No early educators means no early childhood education services. No sensible nation can abide a mass exodus of the essential professionals who fulfil the invaluable role of educating, supporting and caring for children. Particularly not when projections show the sector needs 40,000 additional staff by 2023 to meet growing demand for early learning services. (It is also bordering close to immoral to consider this truly essential cohort of workers, who have been relied upon heavily to work the frontline of a pandemic to ensure other essential workers are able to do the jobs our communities depend on, are underpaid and overworked.)
While there is no doubt the pandemic has accelerated and exacerbated the problem, early educators have been underpaid and undervalued for too long. Job vacancies are now close to doubling compared to pre-COVID levels. Few in the sector describe this as anything other than unprecedented.
“High workload because of increased understaffing is pushing more and more educators out of the sector,” Gibbons says. “Services are already reporting having to cap new enrolments. Without urgent action, this crisis will spiral out of control and children and families will miss out, losing access to crucial early learning services.”
The good news is there is consensus about the solution.
“Across the sector, educators, families and service providers are in agreement: the only way to fix this crisis is to fix educators wages and conditions,” Gibbons says. “The Federal Government is currently considering a workforce strategy for early education. This is the opportunity for the Government to provide a real solution for the sector: by delivering a workforce strategy that provides targeted funding to improve wages.”
It is time for the Federal government to commit to urgent action to ensure early educators are appropriately valued, supported and paid.
- An Alarming Snapshot
- 70% of educators surveyed said they ‘always’ or ‘often’ worry about their financial situation.
- 81% of centre directors say they have had difficulties in attracting and recruiting staff.
- 92% of educators told us ‘under-the-roof’ ratios compromise the safety and wellbeing of children.
- 65% of educators report that their services are already understaffed, and providers are reporting having to cap new enrolments because they can’t find enough staff.
- 82% of current educators say that in the past month they ‘always’ or ‘often’ felt rushed when performing key caring and/or educational tasks.
- Over 75% of educators strongly agree that turnover negatively impacts how children learn and develop as well as their emotional wellbeing more broadly.
- Almost half of educators surveyed would not recommend ECEC as a career.
Early childhood education and care needs urgent reform. This new UWU survey of educators proves it. The Covid crisis and ongoing lockdowns prove it.

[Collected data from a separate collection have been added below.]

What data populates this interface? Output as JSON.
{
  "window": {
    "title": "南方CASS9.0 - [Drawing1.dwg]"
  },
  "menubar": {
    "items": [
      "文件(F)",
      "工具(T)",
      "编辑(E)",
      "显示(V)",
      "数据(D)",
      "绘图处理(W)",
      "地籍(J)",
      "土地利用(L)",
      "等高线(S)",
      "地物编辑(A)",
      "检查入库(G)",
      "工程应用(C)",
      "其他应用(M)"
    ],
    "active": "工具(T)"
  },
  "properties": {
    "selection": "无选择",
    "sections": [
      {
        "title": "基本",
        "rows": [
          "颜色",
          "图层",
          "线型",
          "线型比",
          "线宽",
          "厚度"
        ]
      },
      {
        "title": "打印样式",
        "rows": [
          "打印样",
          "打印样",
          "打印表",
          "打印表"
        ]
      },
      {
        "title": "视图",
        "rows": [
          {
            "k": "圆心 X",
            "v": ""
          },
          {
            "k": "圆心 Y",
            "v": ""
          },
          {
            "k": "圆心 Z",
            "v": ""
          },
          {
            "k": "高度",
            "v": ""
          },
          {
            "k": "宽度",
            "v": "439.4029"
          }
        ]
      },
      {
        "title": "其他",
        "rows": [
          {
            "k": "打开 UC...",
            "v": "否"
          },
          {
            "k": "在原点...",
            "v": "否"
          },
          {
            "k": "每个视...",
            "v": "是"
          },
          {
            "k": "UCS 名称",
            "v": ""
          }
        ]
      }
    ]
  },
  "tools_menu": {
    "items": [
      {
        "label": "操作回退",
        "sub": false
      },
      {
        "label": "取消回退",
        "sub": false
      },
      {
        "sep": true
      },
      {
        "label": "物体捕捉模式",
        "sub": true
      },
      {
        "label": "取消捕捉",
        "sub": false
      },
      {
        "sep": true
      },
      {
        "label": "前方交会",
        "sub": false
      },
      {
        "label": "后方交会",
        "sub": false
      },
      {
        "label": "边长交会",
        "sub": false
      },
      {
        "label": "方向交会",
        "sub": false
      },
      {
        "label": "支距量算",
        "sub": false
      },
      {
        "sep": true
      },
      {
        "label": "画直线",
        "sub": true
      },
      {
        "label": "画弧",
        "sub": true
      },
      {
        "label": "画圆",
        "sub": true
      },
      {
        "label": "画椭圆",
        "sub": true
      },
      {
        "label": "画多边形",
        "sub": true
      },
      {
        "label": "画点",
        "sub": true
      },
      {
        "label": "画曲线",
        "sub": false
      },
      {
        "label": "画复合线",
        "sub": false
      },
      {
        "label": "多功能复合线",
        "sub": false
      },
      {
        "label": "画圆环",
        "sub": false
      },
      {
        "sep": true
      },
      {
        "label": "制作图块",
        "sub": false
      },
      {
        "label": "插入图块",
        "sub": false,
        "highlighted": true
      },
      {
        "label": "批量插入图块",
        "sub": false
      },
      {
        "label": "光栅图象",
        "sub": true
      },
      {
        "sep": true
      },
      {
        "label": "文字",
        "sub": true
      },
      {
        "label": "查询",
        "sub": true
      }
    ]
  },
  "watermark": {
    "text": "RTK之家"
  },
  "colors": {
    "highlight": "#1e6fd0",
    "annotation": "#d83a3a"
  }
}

Providers and educators affected by the long lockdown in Greater Sydney right now deserve the same support that parents and educators in Melbourne received last year. Services and educators in lockdown don’t deserve to be left with the burden of figuring out how to keep their centres afloat or the impact on workers’ family budgets when income support is not adequate.
Unsurprisingly the UWU report found educators have been subjected to a more stressful and anxious working environment since the start of the pandemic. In addition, nearly half (49%) of educators said they have needed more time to manage children’s anxiety and over half (53%) said they have needed more time to manage parent anxiety.
Close, ongoing relationships between children and their educators is vital for young children’s learning and their emotional development. The Federal government needs to be doing everything it can to ease the pressure of inadequate support for educators and high turnover now.